2002 Denver Annual Meeting (October 27-30, 2002)

Paper No. 14
Presentation Time: 11:40 AM

AN EXPLANATION FOR THE ANOMALOUS ACCUMULATION OF WORLD GLACIAL ICE DURING THE ILLINOIAN GLACIATION UNDER AN INSOLATION MAXIMUM 150,000 YR BP


JOHNSON, Robert G., Geology and Geophysics, Univ of Minnesota, Pillsbury Hall, 310 Pillsbury Dr. S.E, Minneapolis, MN 55455, johns088@johns088.email.umn.edu

In the SPECMAP deep-sea core record, the glacial ice volume, as indicated by the delta 18O proxy, reaches a maximum at 150ka despite a peak in summer caloric insolation at all latitudes from 65° N southward.

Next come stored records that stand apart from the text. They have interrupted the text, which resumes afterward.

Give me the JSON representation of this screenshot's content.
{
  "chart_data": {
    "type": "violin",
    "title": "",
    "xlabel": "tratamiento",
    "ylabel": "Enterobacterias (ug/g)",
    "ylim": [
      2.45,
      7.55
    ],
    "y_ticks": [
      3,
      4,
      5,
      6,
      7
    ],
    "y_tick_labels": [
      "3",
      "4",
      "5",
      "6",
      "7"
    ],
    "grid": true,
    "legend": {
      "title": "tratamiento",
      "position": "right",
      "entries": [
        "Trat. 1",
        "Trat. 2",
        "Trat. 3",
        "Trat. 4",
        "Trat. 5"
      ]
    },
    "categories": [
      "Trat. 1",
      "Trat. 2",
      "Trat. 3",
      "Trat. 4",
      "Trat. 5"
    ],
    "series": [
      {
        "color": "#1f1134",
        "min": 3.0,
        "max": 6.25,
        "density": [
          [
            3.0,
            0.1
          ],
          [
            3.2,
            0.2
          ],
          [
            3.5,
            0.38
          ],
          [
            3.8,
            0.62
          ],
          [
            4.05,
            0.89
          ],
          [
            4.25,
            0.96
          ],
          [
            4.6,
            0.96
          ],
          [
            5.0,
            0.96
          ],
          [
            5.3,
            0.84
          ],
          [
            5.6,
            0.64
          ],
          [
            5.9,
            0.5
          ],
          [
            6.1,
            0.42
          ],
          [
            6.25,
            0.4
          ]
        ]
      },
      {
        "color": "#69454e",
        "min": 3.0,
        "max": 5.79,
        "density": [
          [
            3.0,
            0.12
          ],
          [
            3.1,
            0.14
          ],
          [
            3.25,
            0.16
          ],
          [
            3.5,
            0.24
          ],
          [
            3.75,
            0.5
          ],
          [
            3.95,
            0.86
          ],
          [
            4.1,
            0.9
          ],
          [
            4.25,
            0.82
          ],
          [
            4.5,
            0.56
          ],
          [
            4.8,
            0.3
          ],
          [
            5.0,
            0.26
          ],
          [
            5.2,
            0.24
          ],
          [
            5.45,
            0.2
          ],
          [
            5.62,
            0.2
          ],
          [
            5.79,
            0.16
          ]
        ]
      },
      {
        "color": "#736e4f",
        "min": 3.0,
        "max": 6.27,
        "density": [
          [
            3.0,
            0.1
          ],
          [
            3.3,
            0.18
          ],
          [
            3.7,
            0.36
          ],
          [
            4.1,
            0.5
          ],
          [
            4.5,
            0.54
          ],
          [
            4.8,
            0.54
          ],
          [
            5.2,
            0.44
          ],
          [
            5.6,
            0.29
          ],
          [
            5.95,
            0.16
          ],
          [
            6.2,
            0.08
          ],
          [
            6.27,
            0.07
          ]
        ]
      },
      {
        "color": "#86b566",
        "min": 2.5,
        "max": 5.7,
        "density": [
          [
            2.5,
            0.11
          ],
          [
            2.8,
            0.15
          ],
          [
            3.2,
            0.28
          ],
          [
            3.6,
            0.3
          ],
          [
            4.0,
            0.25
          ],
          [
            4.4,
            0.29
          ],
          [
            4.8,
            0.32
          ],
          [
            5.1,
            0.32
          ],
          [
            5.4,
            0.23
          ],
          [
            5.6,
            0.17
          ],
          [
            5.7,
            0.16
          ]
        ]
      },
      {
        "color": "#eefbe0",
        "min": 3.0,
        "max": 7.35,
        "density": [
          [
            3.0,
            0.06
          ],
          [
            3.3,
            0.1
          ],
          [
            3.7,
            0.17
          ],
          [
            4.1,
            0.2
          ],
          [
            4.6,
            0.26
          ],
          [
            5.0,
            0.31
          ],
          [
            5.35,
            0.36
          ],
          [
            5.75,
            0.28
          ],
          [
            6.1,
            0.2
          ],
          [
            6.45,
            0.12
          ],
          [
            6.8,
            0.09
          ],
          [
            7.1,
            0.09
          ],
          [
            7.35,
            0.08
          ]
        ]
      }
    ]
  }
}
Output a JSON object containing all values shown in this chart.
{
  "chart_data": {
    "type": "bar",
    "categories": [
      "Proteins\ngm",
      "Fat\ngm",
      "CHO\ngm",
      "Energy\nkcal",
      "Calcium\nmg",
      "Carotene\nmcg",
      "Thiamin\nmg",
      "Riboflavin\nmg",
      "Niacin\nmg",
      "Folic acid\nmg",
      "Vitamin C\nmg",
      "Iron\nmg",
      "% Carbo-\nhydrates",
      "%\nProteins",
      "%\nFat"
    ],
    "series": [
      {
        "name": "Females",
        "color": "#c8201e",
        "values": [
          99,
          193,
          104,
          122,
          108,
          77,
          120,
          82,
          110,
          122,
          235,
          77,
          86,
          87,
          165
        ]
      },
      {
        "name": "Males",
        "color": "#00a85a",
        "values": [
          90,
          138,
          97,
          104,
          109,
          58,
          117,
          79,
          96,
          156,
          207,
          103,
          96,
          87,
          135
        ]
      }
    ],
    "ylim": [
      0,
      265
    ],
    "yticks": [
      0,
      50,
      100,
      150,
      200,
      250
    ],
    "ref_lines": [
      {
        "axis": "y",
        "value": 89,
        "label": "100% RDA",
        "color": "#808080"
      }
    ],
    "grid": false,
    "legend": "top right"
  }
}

About this time the Eurasian ice sheet approached a maximum, with a continuous ice mass from Ireland eastward to the Lena River in Siberia, with most of Northern Hemisphere ice lying south of 65°N. The model to explain this anomaly involves optimum storm paths and favorable precipitation patterns for ice sheet growth due to a relatively warmer subpolar sea surface in the Labrador Sea and eastward. The warmer seas were caused by an oceanic conveyor belt associated with a stronger and more saline outflow from the Mediterranean Sea than today, but probably without strong deepwater formation in the Nordic Sea. The orbital factor that caused the higher Med salinity was a smaller polar axis tilt that increased the Austral winter insolation. This increase simultaneously warmed latitudes south of the equator relative to the Sahara summer, and diminished the latitudinal temperature difference that drives the African summer monsoons. Weaker monsoons caused greater aridity in the Med region than today and a stronger and more saline outflow at Gibraltar. This orbital control of monsoons and Med salinity is consistent with the known increases in world ice volume at 231ka, 190ka, 119ka, 70ka, and 22ka, and the inverse effect is consistent with ice volume decreases at 174ka and 86ka. This model is quite superior to the classical Milankovitch hypothesis of direct thermal control of ice volume by orbital changes.